International Journal of Computer Applications |
Foundation of Computer Science (FCS), NY, USA |
Volume 76 - Number 15 |
Year of Publication: 2013 |
Authors: Syed Danish Ali, Zuber Farooqui |
10.5120/13320-0451 |
Syed Danish Ali, Zuber Farooqui . Improved Approximate Multiple Pattern String Matching using Consecutive Q Grams of Pattern. International Journal of Computer Applications. 76, 15 ( August 2013), 1-6. DOI=10.5120/13320-0451
String matching is to find all the occurrences of a given pattern in a large text both being sequence of characters drawn from finite alphabet set. This problem is fundamental in computer Science and is the basic need of many applications such as text retrieval, symbol manipulation, computational biology, data mining, and network security.

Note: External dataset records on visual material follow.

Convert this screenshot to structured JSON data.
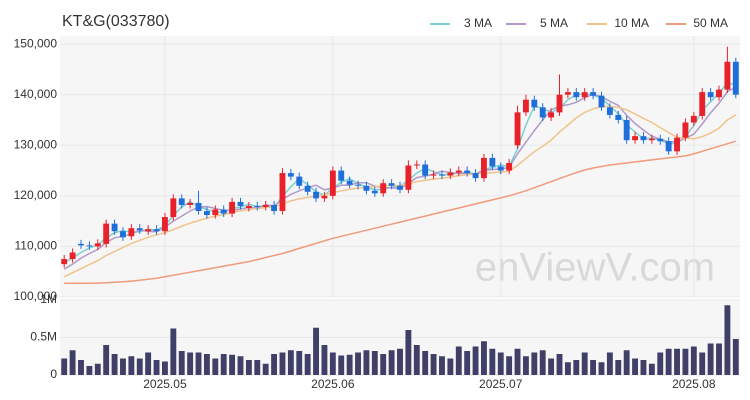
{
  "chart_data": {
    "type": "candlestick",
    "title": "KT&G(033780)",
    "watermark": "enViewV.com",
    "legend": "top-right",
    "up_color": "#e8212b",
    "down_color": "#1f6fdb",
    "grid": true,
    "categories": [
      null,
      null,
      null,
      null,
      null,
      null,
      null,
      null,
      null,
      null,
      null,
      null,
      "2025.05",
      null,
      null,
      null,
      null,
      null,
      null,
      null,
      null,
      null,
      null,
      null,
      null,
      null,
      null,
      null,
      null,
      null,
      null,
      null,
      "2025.06",
      null,
      null,
      null,
      null,
      null,
      null,
      null,
      null,
      null,
      null,
      null,
      null,
      null,
      null,
      null,
      null,
      null,
      null,
      null,
      "2025.07",
      null,
      null,
      null,
      null,
      null,
      null,
      null,
      null,
      null,
      null,
      null,
      null,
      null,
      null,
      null,
      null,
      null,
      null,
      null,
      null,
      null,
      null,
      "2025.08",
      null,
      null,
      null,
      null,
      null
    ],
    "open": [
      106500,
      107500,
      110500,
      110200,
      110000,
      110500,
      114500,
      113000,
      112000,
      113600,
      113000,
      113400,
      113000,
      115800,
      119500,
      118200,
      118600,
      117000,
      116200,
      117300,
      116500,
      118800,
      117600,
      118000,
      117800,
      118200,
      117000,
      124500,
      123800,
      122000,
      120800,
      119500,
      120000,
      125000,
      123000,
      122200,
      122000,
      121000,
      120500,
      122500,
      122000,
      121200,
      126000,
      126200,
      124000,
      124200,
      124000,
      124600,
      125000,
      124500,
      123500,
      127500,
      125800,
      125000,
      130000,
      136500,
      139000,
      137500,
      135500,
      136500,
      140000,
      140500,
      139500,
      140500,
      139800,
      137500,
      136000,
      135000,
      131000,
      131800,
      131000,
      131300,
      130800,
      128800,
      131500,
      134500,
      135800,
      140500,
      139500,
      141000,
      146500
    ],
    "high": [
      108300,
      109600,
      111300,
      111000,
      111400,
      115300,
      115300,
      113800,
      114400,
      114400,
      114200,
      114200,
      116600,
      120300,
      120300,
      119400,
      121000,
      117800,
      118100,
      118100,
      119600,
      119600,
      118800,
      118800,
      119000,
      119000,
      125500,
      125300,
      124600,
      122800,
      121600,
      120800,
      125800,
      125800,
      123800,
      123000,
      122800,
      121800,
      123300,
      123300,
      122800,
      127000,
      127000,
      127000,
      125000,
      125000,
      125400,
      125800,
      125800,
      125300,
      128300,
      128300,
      126600,
      127300,
      137800,
      140000,
      139800,
      138300,
      137300,
      144000,
      141300,
      141300,
      141300,
      141300,
      140600,
      138300,
      136800,
      135800,
      132600,
      132600,
      132100,
      132100,
      131600,
      132300,
      135300,
      136600,
      141300,
      141300,
      141800,
      149500,
      147300
    ],
    "low": [
      105800,
      106800,
      109500,
      109300,
      109300,
      109800,
      112300,
      111100,
      111300,
      112500,
      112300,
      112300,
      112300,
      115100,
      117500,
      117500,
      116300,
      115500,
      115500,
      115800,
      115800,
      117300,
      116900,
      117100,
      117100,
      116300,
      116300,
      123100,
      121300,
      120100,
      118800,
      118800,
      119300,
      122300,
      121500,
      121300,
      120300,
      119800,
      119800,
      121300,
      120500,
      120500,
      125300,
      123300,
      123300,
      123300,
      123300,
      123900,
      123800,
      122800,
      122800,
      125100,
      124300,
      124300,
      129300,
      135800,
      136800,
      134800,
      134800,
      135800,
      139300,
      138800,
      138800,
      139100,
      136800,
      135300,
      134300,
      130300,
      130300,
      130300,
      130300,
      130100,
      128100,
      128100,
      130800,
      133800,
      135100,
      138800,
      138800,
      140300,
      139300
    ],
    "close": [
      107500,
      108800,
      110200,
      110000,
      110600,
      114500,
      113000,
      111800,
      113600,
      113200,
      113400,
      113000,
      115800,
      119500,
      118200,
      118600,
      117000,
      116200,
      117300,
      116500,
      118800,
      118000,
      118000,
      117800,
      118200,
      117000,
      124500,
      123800,
      122000,
      120800,
      119500,
      120000,
      125000,
      123000,
      122200,
      122000,
      121000,
      120500,
      122500,
      122000,
      121200,
      126000,
      126200,
      124000,
      124200,
      124000,
      124600,
      125000,
      124500,
      123500,
      127500,
      125800,
      125000,
      126500,
      136500,
      139000,
      137500,
      135500,
      136500,
      140000,
      140500,
      139500,
      140500,
      139800,
      137500,
      136000,
      135000,
      131000,
      131800,
      131000,
      131300,
      130800,
      128800,
      131500,
      134500,
      135800,
      140500,
      139500,
      141000,
      146500,
      140000
    ],
    "ylim": [
      100000,
      151600
    ],
    "yticks": [
      {
        "value": 100000,
        "label": "100,000"
      },
      {
        "value": 110000,
        "label": "110,000"
      },
      {
        "value": 120000,
        "label": "120,000"
      },
      {
        "value": 130000,
        "label": "130,000"
      },
      {
        "value": 140000,
        "label": "140,000"
      },
      {
        "value": 150000,
        "label": "150,000"
      }
    ],
    "series": [
      {
        "name": "3 MA",
        "color": "#7ccfd0",
        "values": [
          106800,
          107700,
          108800,
          109700,
          110300,
          111700,
          112700,
          113100,
          112800,
          112900,
          113400,
          113200,
          114100,
          116100,
          117800,
          118800,
          117900,
          117300,
          116800,
          116700,
          117500,
          117800,
          118300,
          117900,
          118000,
          117700,
          119900,
          121800,
          123400,
          122200,
          120800,
          120100,
          121500,
          122700,
          123400,
          122400,
          121700,
          121200,
          121300,
          121700,
          121900,
          123100,
          124500,
          125400,
          124800,
          124100,
          124300,
          124500,
          124700,
          124300,
          125200,
          125600,
          126100,
          125800,
          129300,
          134000,
          137700,
          137300,
          136500,
          137300,
          139000,
          140000,
          140200,
          139900,
          139300,
          137800,
          136200,
          134000,
          132600,
          131300,
          131400,
          131000,
          130300,
          130400,
          131600,
          133900,
          136900,
          138600,
          140300,
          142300,
          142000
        ]
      },
      {
        "name": "5 MA",
        "color": "#b19ac9",
        "values": [
          105500,
          106500,
          107700,
          108600,
          109400,
          110800,
          111700,
          112000,
          112500,
          113200,
          113000,
          112900,
          113800,
          115000,
          116000,
          117000,
          117800,
          117900,
          117500,
          117100,
          117100,
          117400,
          117700,
          117600,
          118200,
          118000,
          119300,
          120300,
          121000,
          121600,
          122100,
          121200,
          121500,
          122100,
          122100,
          122600,
          122600,
          121900,
          121600,
          121600,
          121400,
          122500,
          123600,
          123900,
          124300,
          124900,
          124600,
          124400,
          124500,
          124300,
          125000,
          125200,
          125300,
          125600,
          128300,
          130600,
          132900,
          135000,
          137000,
          137700,
          138000,
          138500,
          139400,
          140100,
          139600,
          138700,
          137900,
          135900,
          134300,
          133000,
          131800,
          131200,
          130700,
          130700,
          131400,
          132200,
          134200,
          136400,
          138300,
          140600,
          141500
        ]
      },
      {
        "name": "10 MA",
        "color": "#f0c389",
        "values": [
          104000,
          104800,
          105600,
          106400,
          107200,
          108200,
          109000,
          109800,
          110600,
          111200,
          111800,
          112300,
          112700,
          113300,
          114000,
          114600,
          115100,
          115600,
          116000,
          116300,
          116700,
          117000,
          117300,
          117500,
          117700,
          117800,
          118400,
          119000,
          119400,
          119700,
          119900,
          120100,
          120600,
          121000,
          121300,
          121500,
          121700,
          121800,
          122000,
          122100,
          122000,
          122400,
          122800,
          123100,
          123300,
          123500,
          123700,
          124000,
          124200,
          124300,
          124500,
          124600,
          124700,
          124900,
          126000,
          127400,
          128700,
          129800,
          131000,
          132600,
          134000,
          135400,
          136500,
          137200,
          137600,
          137700,
          137500,
          137000,
          136200,
          135300,
          134500,
          133500,
          132500,
          131600,
          131400,
          131300,
          131700,
          132400,
          133400,
          135000,
          136000
        ]
      },
      {
        "name": "50 MA",
        "color": "#f19a7c",
        "values": [
          102700,
          102700,
          102700,
          102700,
          102750,
          102800,
          102900,
          103000,
          103150,
          103300,
          103500,
          103700,
          104000,
          104300,
          104600,
          104900,
          105200,
          105500,
          105800,
          106100,
          106400,
          106700,
          107000,
          107400,
          107800,
          108200,
          108600,
          109100,
          109600,
          110100,
          110600,
          111100,
          111600,
          112000,
          112400,
          112800,
          113200,
          113600,
          114000,
          114400,
          114800,
          115200,
          115600,
          116000,
          116400,
          116800,
          117200,
          117600,
          118000,
          118400,
          118800,
          119200,
          119600,
          120000,
          120500,
          121000,
          121600,
          122200,
          122800,
          123400,
          124000,
          124600,
          125100,
          125500,
          125800,
          126100,
          126300,
          126500,
          126700,
          126900,
          127100,
          127300,
          127500,
          127700,
          127900,
          128300,
          128800,
          129300,
          129800,
          130300,
          130800
        ]
      }
    ],
    "volume": {
      "color": "#3f3f68",
      "ylim": [
        0,
        1000000
      ],
      "yticks": [
        0,
        {
          "value": 500000,
          "label": "0.5M"
        },
        {
          "value": 1000000,
          "label": "1M"
        }
      ],
      "values": [
        220000,
        330000,
        200000,
        120000,
        150000,
        400000,
        280000,
        220000,
        250000,
        220000,
        300000,
        200000,
        180000,
        620000,
        320000,
        300000,
        300000,
        280000,
        220000,
        280000,
        270000,
        250000,
        200000,
        200000,
        150000,
        280000,
        300000,
        330000,
        320000,
        280000,
        630000,
        400000,
        300000,
        260000,
        270000,
        300000,
        330000,
        320000,
        280000,
        330000,
        350000,
        600000,
        400000,
        320000,
        280000,
        250000,
        220000,
        380000,
        320000,
        380000,
        450000,
        350000,
        300000,
        250000,
        350000,
        250000,
        300000,
        330000,
        220000,
        280000,
        170000,
        200000,
        300000,
        200000,
        170000,
        300000,
        200000,
        330000,
        220000,
        200000,
        150000,
        300000,
        350000,
        350000,
        350000,
        380000,
        300000,
        420000,
        420000,
        930000,
        480000
      ]
    }
  }
}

Bit parallelism method is used for increasing the processing speed of String matching algorithm. Standard Shift OR algorithm is used to perform approximate string matching. The algorithm is a filter which finds out false matches besides detecting correct matches. To improve the efficiency of basic Shift OR algorithm by reducing the number of false matches that is detected along with the correct matches by the algorithm, proposed Shift OR with consecutive q grams has been implemented. In the algorithm instead of reading a single character at a time, it read q characters at once. Extensive experiments have been done with the algorithm and the results are compared with basic version of shift OR algorithms. The number of false matches also reduced considerably. The gain is due to the improved ?ltering efficiency caused by q-grams.